Preserved in 2020-2022 through a CLIR Recordings at Risk grant. This interview video is available for use under a CC0 1.0 Universal license.

Joan Massague is a world leader in research on signaling pathways and transcriptional programs that regulate normal cell behavior and cancer metastasis, became Director of the Sloan Kettering Institute in 2014. A native of Barcelona, Spain, Dr. Massague earned his PhD in pharmacy and biochemistry from the University of Barcelona in 1978. In 1982, he completed a postdoctoral fellowship at Brown University, where he worked on mechanisms of insulin action. Later that year, he became assistant professor of biochemistry at the University of Massachusetts Medical School. In 1989, Dr. Massagué joined Memorial Sloan Kettering as the Alfred P. Sloan Chair in Cancer Biology and was appointed a Howard Hughes Medical Institute investigator. He served as Chairman of the Sloan Kettering Institute Cell Biology Program from 1989 to 2003 and has been a Founding Chair of the Cancer Biology and Genetics Program since 2003. He is also a professor at Weill-Cornell Graduate School of Medical Sciences.
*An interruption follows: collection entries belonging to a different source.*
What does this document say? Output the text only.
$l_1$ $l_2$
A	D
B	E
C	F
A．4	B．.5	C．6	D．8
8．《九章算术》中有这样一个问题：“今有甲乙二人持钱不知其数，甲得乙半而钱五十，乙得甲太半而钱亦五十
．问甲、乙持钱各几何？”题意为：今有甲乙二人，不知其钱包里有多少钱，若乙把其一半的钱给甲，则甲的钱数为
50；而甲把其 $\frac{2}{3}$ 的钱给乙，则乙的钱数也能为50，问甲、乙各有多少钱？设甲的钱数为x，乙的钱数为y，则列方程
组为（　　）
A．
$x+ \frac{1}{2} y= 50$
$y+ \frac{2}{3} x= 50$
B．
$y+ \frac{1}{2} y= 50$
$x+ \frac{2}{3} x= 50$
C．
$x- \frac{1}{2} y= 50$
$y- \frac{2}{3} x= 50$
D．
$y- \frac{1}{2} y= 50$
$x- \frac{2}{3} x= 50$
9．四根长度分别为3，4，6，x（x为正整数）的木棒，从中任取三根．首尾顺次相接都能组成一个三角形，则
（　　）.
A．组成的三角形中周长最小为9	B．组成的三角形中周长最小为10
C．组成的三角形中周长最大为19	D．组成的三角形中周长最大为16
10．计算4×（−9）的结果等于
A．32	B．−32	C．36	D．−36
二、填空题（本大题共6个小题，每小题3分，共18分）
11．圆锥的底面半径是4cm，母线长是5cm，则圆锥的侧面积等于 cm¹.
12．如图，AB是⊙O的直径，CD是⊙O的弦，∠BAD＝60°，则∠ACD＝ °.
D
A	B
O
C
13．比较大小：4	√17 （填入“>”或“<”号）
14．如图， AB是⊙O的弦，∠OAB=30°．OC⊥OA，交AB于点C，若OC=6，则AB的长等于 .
Dr. Massagué is a member of the US National Academy of Sciences, the Institute of Medicine, the American Academy of Arts and Sciences, the Spanish Royal Academies of Medicine and of Pharmacy, and the European Molecular Biology Organization. He is the recipient of many prestigious awards including the Passano Prize, the Vilcek Prize, the BBVA Frontiers of Science Prize, the Prince of Asturias Prize, the Pasarow Prize, and other honors. Dr. Massagué is the first incumbent of the Marie-Josee and Henry Kravis Foundation Chair.